What is SBG?
SBG is many things.
A set of academies.
A cutting edge epistemology.
It is the Muhammad Ali of MMA – as in Conor McGregor.
And it is the 55-year-old woman who will, for the first time in her life, compete in a sporting event under our gorilla graced banner.
It is large professional spaces – as in Oregon, Ireland, England, Montana, and Massachusetts – to name but a few.
And it is also small, more personal communities all across the planet.
At SBG children will find guidance.
Young adults will find mentors.
Top athletes will find insight.
SBG is home to Mixed Martial Arts superstars, Brazilian Jiu-Jitsu world champions, elite Military and Law Enforcement trainers, hyper talented athletic coaches – and thousands of people just like you.
SBG began officially in Portland Oregon, in 1992 – when its founder and head coach, Matt Thornton, had an epiphany regarding exactly what type of environment he himself wanted to train in.
To quote Matt:
“I wanted to learn how to really fight. If that meant an Asian martial art, I would do that. If that meant boxing, I would do that. Whatever the truth with a capital T was as it related to hand to hand combat, whether it conformed to my beliefs and opinions or not, I would unlock it. I would unearth what that truth was.”
That search for truth in combat lead Matt to western boxing, and an art known as JKD Concepts. He explains why:
“There were many things that drew me towards JKD. The first were the writings and personal philosophy of Bruce Lee himself. Lee adopted the following motto:
“Absorb What is Useful – Reject What is Useless – Add What is Specifically Your Own”

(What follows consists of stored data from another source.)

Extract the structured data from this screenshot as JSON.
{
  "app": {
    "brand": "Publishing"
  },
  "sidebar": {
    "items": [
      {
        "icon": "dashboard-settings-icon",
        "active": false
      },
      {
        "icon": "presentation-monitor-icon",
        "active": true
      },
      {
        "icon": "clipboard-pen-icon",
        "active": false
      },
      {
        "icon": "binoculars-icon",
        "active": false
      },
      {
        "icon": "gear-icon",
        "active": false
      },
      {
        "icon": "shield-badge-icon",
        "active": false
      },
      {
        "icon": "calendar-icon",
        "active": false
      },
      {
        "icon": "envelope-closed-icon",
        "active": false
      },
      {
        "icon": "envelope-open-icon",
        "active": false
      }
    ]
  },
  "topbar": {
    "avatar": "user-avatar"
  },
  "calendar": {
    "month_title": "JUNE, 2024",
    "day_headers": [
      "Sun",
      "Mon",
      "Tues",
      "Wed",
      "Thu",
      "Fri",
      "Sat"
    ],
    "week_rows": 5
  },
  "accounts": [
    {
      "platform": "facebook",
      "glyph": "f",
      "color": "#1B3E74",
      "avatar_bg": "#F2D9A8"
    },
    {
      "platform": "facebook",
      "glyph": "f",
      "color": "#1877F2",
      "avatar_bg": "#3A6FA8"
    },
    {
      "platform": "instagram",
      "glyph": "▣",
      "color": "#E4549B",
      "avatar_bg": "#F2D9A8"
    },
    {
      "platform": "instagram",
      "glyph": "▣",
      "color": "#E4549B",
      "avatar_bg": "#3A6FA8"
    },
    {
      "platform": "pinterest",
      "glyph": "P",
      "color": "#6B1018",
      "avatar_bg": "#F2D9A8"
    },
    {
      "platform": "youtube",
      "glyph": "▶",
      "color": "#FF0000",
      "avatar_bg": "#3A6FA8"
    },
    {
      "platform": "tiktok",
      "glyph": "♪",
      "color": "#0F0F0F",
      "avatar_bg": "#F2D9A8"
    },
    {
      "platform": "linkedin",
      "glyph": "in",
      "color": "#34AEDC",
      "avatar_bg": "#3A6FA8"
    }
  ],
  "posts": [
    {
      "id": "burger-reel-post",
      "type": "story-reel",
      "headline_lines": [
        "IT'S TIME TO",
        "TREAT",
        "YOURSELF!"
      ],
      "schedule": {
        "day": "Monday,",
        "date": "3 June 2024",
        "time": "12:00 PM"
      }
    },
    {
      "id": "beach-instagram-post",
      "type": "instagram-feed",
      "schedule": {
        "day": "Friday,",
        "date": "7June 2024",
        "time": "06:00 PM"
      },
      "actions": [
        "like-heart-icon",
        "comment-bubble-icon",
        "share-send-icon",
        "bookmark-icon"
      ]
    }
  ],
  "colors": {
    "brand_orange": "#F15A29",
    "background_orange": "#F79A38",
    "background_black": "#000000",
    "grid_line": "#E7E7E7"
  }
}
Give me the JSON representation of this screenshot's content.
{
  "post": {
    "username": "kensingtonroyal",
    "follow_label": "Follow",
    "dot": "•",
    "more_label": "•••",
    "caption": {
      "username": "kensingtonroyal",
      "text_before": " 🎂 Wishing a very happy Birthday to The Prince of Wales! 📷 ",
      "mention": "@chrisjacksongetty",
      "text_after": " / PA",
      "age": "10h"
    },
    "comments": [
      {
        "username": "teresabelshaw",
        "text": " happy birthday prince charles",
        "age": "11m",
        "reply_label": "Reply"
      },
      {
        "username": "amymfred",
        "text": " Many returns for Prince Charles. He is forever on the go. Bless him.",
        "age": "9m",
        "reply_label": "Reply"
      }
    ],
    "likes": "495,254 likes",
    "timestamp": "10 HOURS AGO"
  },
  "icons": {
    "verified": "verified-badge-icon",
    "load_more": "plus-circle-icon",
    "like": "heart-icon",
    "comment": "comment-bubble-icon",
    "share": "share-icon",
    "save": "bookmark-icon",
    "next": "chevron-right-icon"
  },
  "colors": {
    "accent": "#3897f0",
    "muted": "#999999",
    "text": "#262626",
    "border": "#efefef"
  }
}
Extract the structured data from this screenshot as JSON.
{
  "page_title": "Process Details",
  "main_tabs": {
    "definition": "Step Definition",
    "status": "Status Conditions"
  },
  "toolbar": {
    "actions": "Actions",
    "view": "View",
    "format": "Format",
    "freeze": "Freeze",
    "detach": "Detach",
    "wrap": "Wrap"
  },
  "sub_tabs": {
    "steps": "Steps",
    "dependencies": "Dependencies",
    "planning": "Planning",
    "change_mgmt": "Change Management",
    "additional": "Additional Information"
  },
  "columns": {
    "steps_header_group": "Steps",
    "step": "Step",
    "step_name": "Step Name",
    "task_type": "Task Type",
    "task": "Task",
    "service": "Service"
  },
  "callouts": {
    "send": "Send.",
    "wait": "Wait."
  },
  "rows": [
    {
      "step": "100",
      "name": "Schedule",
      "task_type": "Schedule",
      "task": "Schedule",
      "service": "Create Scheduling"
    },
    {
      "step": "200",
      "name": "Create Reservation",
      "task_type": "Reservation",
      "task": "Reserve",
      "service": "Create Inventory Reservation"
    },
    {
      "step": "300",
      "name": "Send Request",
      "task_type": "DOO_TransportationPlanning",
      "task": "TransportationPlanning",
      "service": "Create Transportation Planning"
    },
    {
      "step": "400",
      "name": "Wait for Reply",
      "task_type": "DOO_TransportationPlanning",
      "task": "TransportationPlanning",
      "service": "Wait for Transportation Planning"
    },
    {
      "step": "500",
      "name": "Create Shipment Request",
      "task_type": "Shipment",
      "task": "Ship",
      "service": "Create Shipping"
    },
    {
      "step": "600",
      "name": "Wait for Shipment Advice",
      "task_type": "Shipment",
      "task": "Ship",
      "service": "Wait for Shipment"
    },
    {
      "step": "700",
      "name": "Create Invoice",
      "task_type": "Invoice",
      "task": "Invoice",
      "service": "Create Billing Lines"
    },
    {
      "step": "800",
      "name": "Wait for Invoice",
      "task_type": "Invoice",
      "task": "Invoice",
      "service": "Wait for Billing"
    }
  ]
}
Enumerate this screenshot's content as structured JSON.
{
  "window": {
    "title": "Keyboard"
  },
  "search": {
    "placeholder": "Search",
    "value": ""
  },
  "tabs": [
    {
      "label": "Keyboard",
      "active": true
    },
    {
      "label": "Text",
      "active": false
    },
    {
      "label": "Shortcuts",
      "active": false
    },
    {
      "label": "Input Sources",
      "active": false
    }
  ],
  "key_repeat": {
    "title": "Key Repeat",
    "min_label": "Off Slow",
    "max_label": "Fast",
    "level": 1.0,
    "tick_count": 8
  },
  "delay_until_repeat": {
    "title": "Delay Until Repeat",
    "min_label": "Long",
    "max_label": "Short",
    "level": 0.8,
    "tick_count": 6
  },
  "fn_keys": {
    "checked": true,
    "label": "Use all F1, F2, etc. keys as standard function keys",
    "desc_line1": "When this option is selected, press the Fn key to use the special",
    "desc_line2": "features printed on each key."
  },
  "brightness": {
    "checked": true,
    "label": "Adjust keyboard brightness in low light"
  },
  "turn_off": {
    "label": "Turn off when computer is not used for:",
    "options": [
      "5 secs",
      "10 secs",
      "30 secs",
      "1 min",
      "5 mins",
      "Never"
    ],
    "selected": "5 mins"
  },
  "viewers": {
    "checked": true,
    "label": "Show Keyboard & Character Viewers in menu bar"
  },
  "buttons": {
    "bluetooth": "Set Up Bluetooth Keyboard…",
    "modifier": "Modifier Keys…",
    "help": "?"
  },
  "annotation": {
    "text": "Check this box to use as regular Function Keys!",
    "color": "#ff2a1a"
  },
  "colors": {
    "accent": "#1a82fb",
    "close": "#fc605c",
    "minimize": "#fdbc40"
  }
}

For a pragmatist like myself, this precept made perfect sense.
I’d been in enough fights to know that where you wanted to be, in terms of ranges, wasn’t always where you ended up. It was after all a fight, and by definition your opponent wasn’t cooperating. You had to learn how to fight wherever you were, not just where you wished you would stay.”
Matt moved from California, to Portland Oregon. Where he continued to train boxing and JKD Concepts. And also, first began to teach. But over time, disillusionment began to set in.
“As my exposure to JKD progressed, I began to have some doubts regarding certain training methods that were frequently used. JKD people often derided things like Karate kata, solitary patterns acted out in the air, as rightly counter-productive. In fact, a book written by Dan Inosanto, and featuring Paul Vunak, offered side by side photo comparisons between functional and non-functional movement. Yet at the same time, Dan Inosanto and his Instructors adopted a lot of one and two person forms, which in actuality were little more than katas themselves, from other, more exotic, South East Asian Martial Arts. They would spend an inordinate amount of time on obscure “hand trapping” movements that bared no resemblance to anything that happens in an actual fight or within full contact sparring matches – and little to no time on wrestling; something that did happen in almost every fight or full contact match where it was allowed. It didn’t make sense.”